In the face of these revelations, the Jamaica government says it is seeking clarification before it makes a full response.
According to Foreign Affairs and Foreign Trade Minister AJ Nicholas, Kingston is seeking to verify the statement before Prime Minister Portia Simpson-Miller responds fully, but in the meantime he would remind Mugabe that “Jamaica is a nation characterized by adherence to democratic principles and the rule of law”.
“Jamaican men and women from all walks of life have made valuable contributions to national development and have made their mark on the world stage, be it in the field of politics, diplomacy, medicine, science and technology, or sports and culture, among many others,” the minister said in a statement.
“We take immense pride in the acknowledged contribution that Jamaica has made to the liberation of southern Africa and are gratified that nations such as South Africa and Zimbabwe enjoy the right to choose their own destiny.”
Nicholas noted that Jamaicans have played their roles in the development of Africa and the African Diaspora, adding “we need not remind that Jamaicans such as Marcus Garvey, Michael Manley, Bob Marley and Dudley Thompson have advocated for and inspired generations of our brothers and sisters both in Africa and in the African Diaspora.
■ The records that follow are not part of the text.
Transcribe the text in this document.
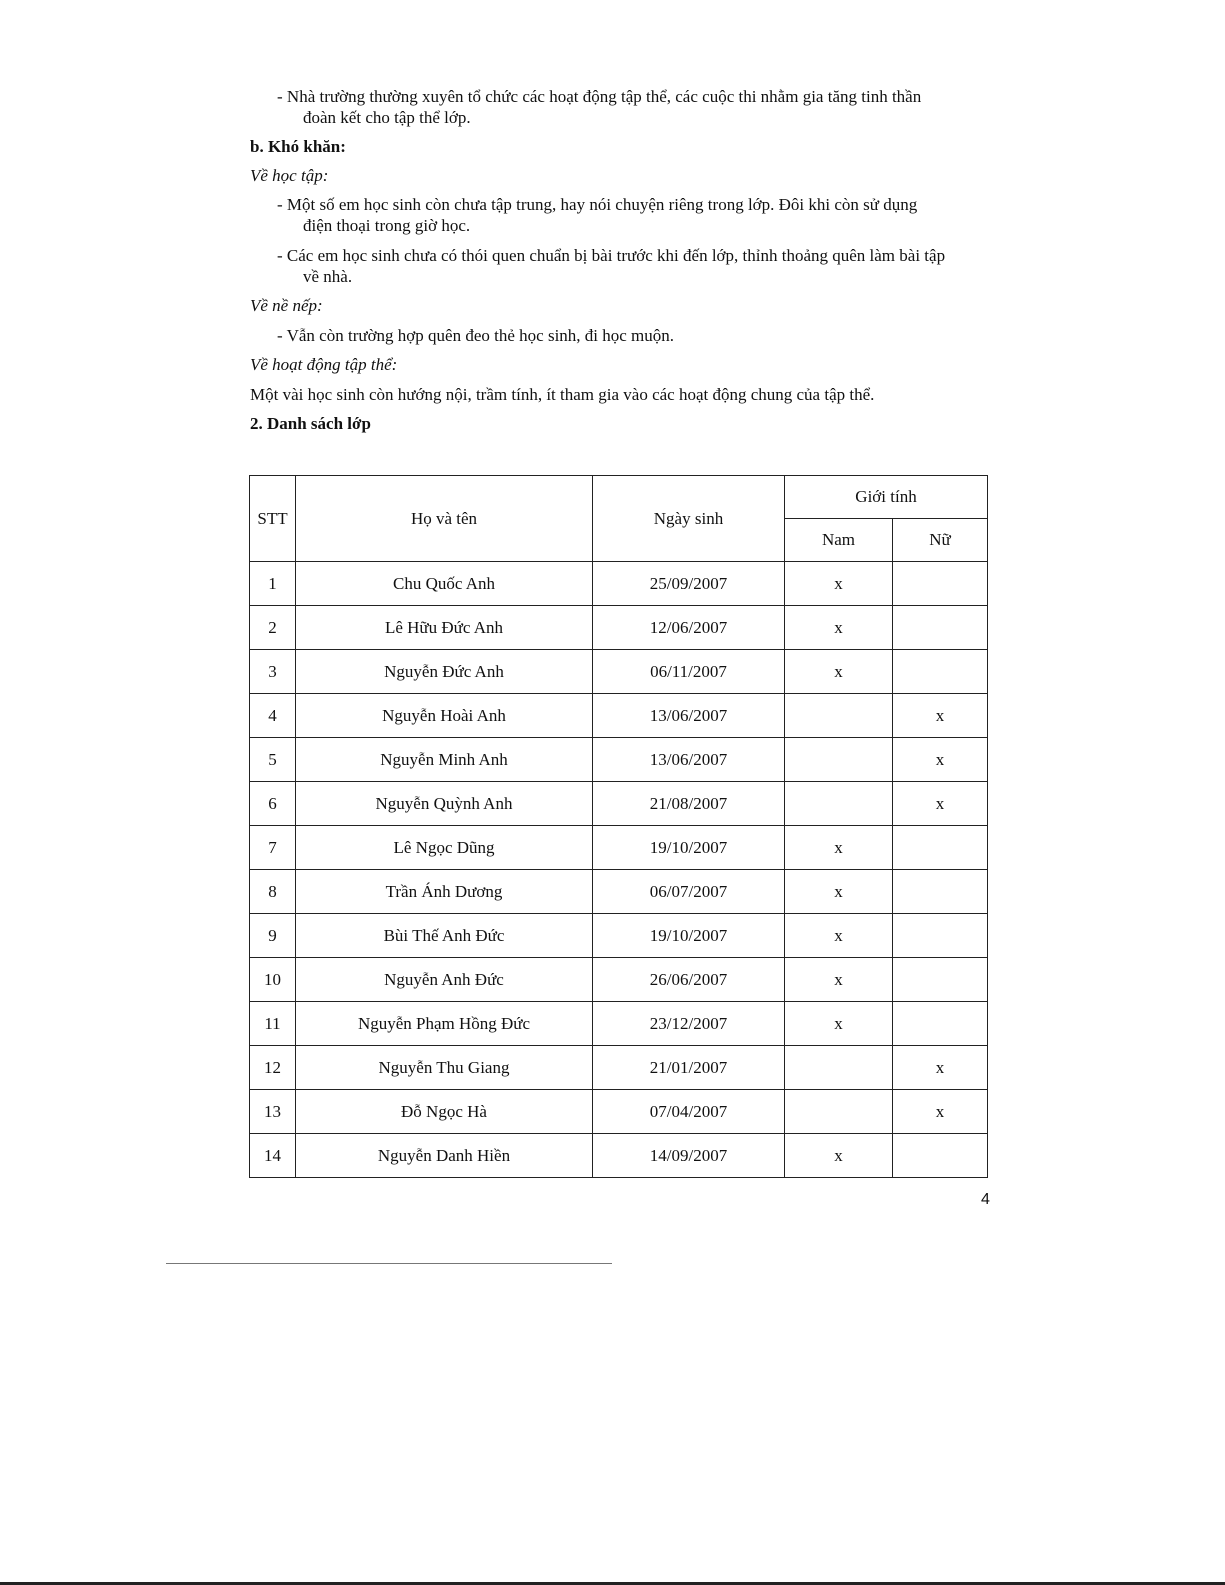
- Nhà trường thường xuyên tổ chức các hoạt động tập thể, các cuộc thi nhằm gia tăng tinh thần
đoàn kết cho tập thể lớp.

b. Khó khăn:

Về học tập:

- Một số em học sinh còn chưa tập trung, hay nói chuyện riêng trong lớp. Đôi khi còn sử dụng
điện thoại trong giờ học.

- Các em học sinh chưa có thói quen chuẩn bị bài trước khi đến lớp, thỉnh thoảng quên làm bài tập
về nhà.

Về nề nếp:

- Vẫn còn trường hợp quên đeo thẻ học sinh, đi học muộn.

Về hoạt động tập thể:

Một vài học sinh còn hướng nội, trầm tính, ít tham gia vào các hoạt động chung của tập thể.

2. Danh sách lớp

STT	Họ và tên	Ngày sinh	Giới tính	
			Nam	Nữ
1	Chu Quốc Anh	25/09/2007	x	
2	Lê Hữu Đức Anh	12/06/2007	x	
3	Nguyễn Đức Anh	06/11/2007	x	
4	Nguyễn Hoài Anh	13/06/2007		x
5	Nguyễn Minh Anh	13/06/2007		x
6	Nguyễn Quỳnh Anh	21/08/2007		x
7	Lê Ngọc Dũng	19/10/2007	x	
8	Trần Ánh Dương	06/07/2007	x	
9	Bùi Thế Anh Đức	19/10/2007	x	
10	Nguyễn Anh Đức	26/06/2007	x	
11	Nguyễn Phạm Hồng Đức	23/12/2007	x	
12	Nguyễn Thu Giang	21/01/2007		x
13	Đỗ Ngọc Hà	07/04/2007		x
14	Nguyễn Danh Hiền	14/09/2007	x	
4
“We believe that our contribution to the promotion of peace and social justice is recognized and appreciated by all well thinking people across the globe.”
Meanwhile, prominent educator Professor John Rapley said the comments made by Mugabe about Jamaicans should not come as a shock.
Rapley, a former research associate at the International Growth Centre at the London School of Economics and Political Science of the Caribbean Policy Research Institute, said that this is not the first time Mugabe has made unflattering comments about Jamaicans and Rastafarians in particular.
Mugabe has visited Jamaica and its Rastafarian community and was conferred with Jamaica’s fourth highest honour, the Order of Jamaica, in 1996 for his fight against apartheid.
Zimbabwe has also enjoyed diplomatic support from Jamaica and other Caribbean nations in the past, but Mugabe’s relations with the Caribbean have cooled in recent years.